A Statistical Framework for Near-Real Time Detection of Beetle Infestation in Pine Forests Using MODIS Data

Abstract

Beetle infestations have caused significant damage to the pine forest in North America. Early detection of beetle infestation in near real time is crucial, in order to take appropriate steps to control the damage. In this letter, we consider near-real-time detection of beetle infestation in North American pine forests using high temporal resolution and coarse spatial resolution MODIS (eight-day 500-m) satellite data. We show that the parameter sequence of a stationary vegetation index time series, which is derived by fitting an underlying triply modulated cosine model over a sliding window using nonlinear least squares, resembles a martingale sequence. The advantage of such properties of the parameter sequence is that standard martingale central limit theorem and well-known Gaussian distribution statistics can be effectively used to detect any nonstationarity in the vegetation index time series with high accuracy.
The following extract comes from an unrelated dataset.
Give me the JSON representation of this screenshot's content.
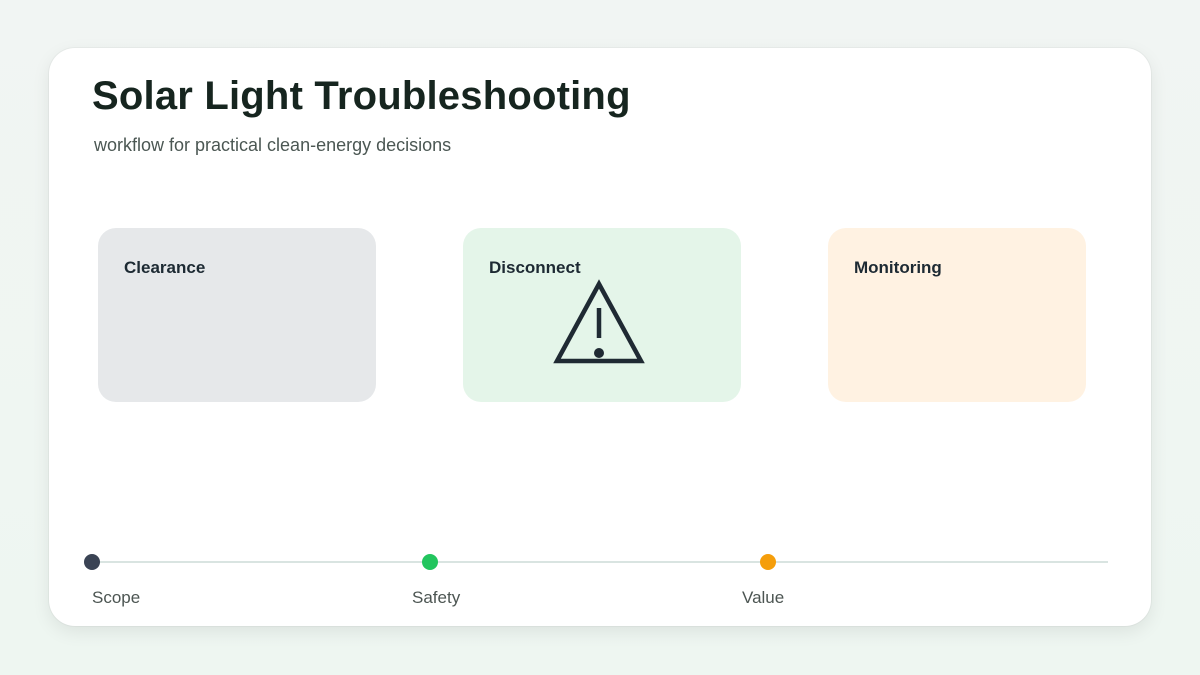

The proposed method exploits these properties of the parameter time series and, hence, does not require threshold tuning. The threshold is selected based on a well-documented procedure of $z$ -value selection from the table of Gaussian distribution, depending upon the percentage of the distribution considered as outlier. The proposed framework is tested on different vegetation index data sets derived from MODIS eight-day 500-m image time series of beetle infestations in North America. The results show that the proposed framework can detect nonstationarities in the vegetation index time series accurately and performs the best on red–green index.